In 1984 St. John Paul II allowed a limited use of the 1962 missal, if the local bishop authorized it for groups who were attached to the old rite. These could not be SSPX or similar groups who impugned the validity of the OF. This was a somewhat restrictive permission, the so-called indult, and it was not granted by a large number of bishops. In the U.S. I recall about a dozen bishops permitting such Masses at the time.
However, the situation turned considerably beginning in 1988, after the excommunication of Abp. Lefebvre and the bishops that he consecrated. The Pope established the FSSP from the remnant of SSPX priests, deacons and seminarians who did not wish to follow Abp. Lefebvre into schism. The FSSP was thus a society of pontifical right, and as such, the FSSP answered to the Pontifical Commission
Ecclesia Dei, which was formed after the Lefebvre to oversee the application of the 1984 indult. The Holy Father encouraged bishops to be “generous” in granting celebrations of the EF Mass according to the indult. While by no means a landslide, celebrations of the old Mass began to steadily increase, and several other traditional communities, such as the ICRSS, were established. Diocesan celebrations slowly but steadily increased as the 1990s wore on, and the FSSP expanded to North America. Many of us were involved with licit celebrations of the EF Mass during these years, rather than waiting until 2007. That was not a year of “reintroduction,” as the post stated. It was a year of expansion, as there were already 100+ American dioceses with at least one regularly-scheduled EF Mass, prior to
Summorum Pontificum. There were even some full parishes established, including my own, formed in 1999 from an existing diocesan Latin Mass Community for the celebration of EF Masses and sacraments. So, to speak of 2007 as a year of return is not entirely accurate, as least not in many places.
Altar servers, pre-Vatican II and now, have always had to make the responses in their entirety, at EF Low Masses.
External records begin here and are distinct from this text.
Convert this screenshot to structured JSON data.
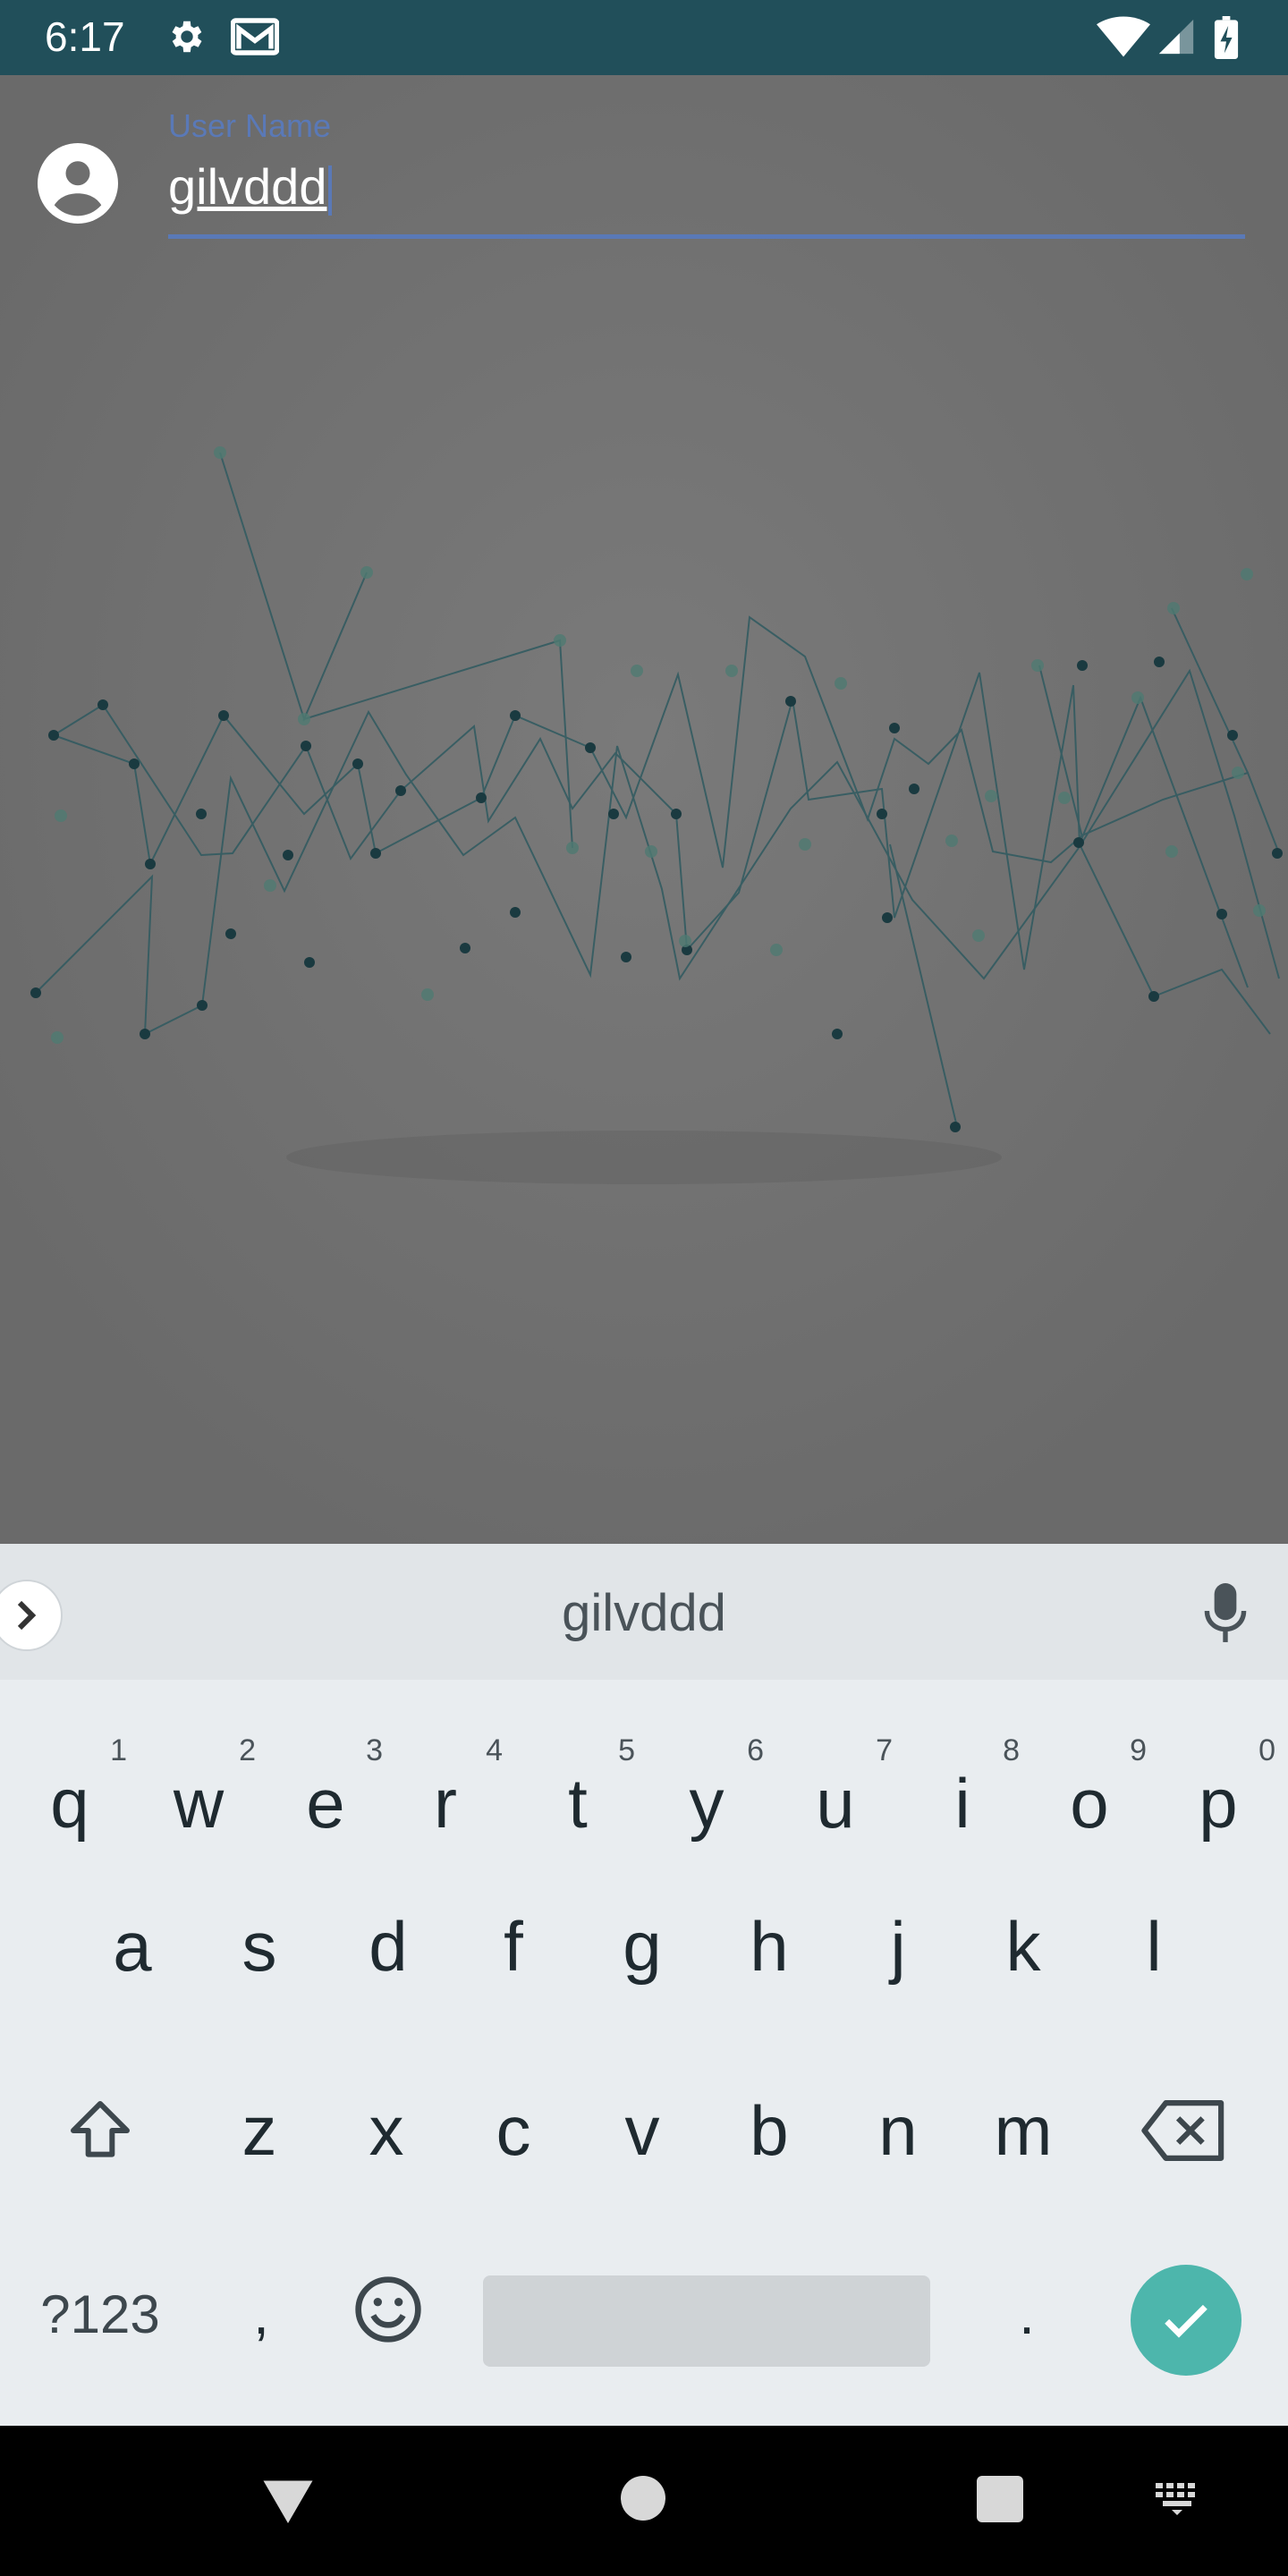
{
  "status_bar": {
    "time": "6:17",
    "icons": [
      "settings-icon",
      "gmail-icon",
      "wifi-icon",
      "signal-icon",
      "battery-charging-icon"
    ],
    "background": "#214f5a"
  },
  "form": {
    "username_label": "User Name",
    "username_value": "gilvddd",
    "accent": "#5a79b7"
  },
  "keyboard": {
    "suggestion": "gilvddd",
    "row1": [
      {
        "key": "q",
        "hint": "1"
      },
      {
        "key": "w",
        "hint": "2"
      },
      {
        "key": "e",
        "hint": "3"
      },
      {
        "key": "r",
        "hint": "4"
      },
      {
        "key": "t",
        "hint": "5"
      },
      {
        "key": "y",
        "hint": "6"
      },
      {
        "key": "u",
        "hint": "7"
      },
      {
        "key": "i",
        "hint": "8"
      },
      {
        "key": "o",
        "hint": "9"
      },
      {
        "key": "p",
        "hint": "0"
      }
    ],
    "row2": [
      "a",
      "s",
      "d",
      "f",
      "g",
      "h",
      "j",
      "k",
      "l"
    ],
    "row3": [
      "z",
      "x",
      "c",
      "v",
      "b",
      "n",
      "m"
    ],
    "symbols_label": "?123",
    "comma": ",",
    "period": ".",
    "enter_color": "#4db6ac"
  },
  "nav_bar": {
    "icons": [
      "back-icon",
      "home-icon",
      "recents-icon",
      "keyboard-switch-icon"
    ]
  }
}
At High Masses a choir was also involved with singing the responses, then and now. The Dialogue Mass movement, which began in Europe in the 1910s and moved to North America in the 1920s and 1930s, encouraged the people to make the responses at Low Masses, and even the shorter chanted responses at High Masses. In some dioceses and parishes–especially the American Midwest–this was widely promoted and practiced, while in others it was not. It varied by bishop and pastor. The Dialogue Mass movement, which had been tacitly approved by the Holy See since its earliest days, received more official support from St. John XXIII in 1958, resulting in an increased number of Dialogue Masses. However, there were still some places that lagged behind in its applications, especially those who had weak choirs. Five different levels of congregational participation were laid out by John XXIII in
De musica sacra et sacra liturgia, though the higher levels were rarely, if ever, put into practice.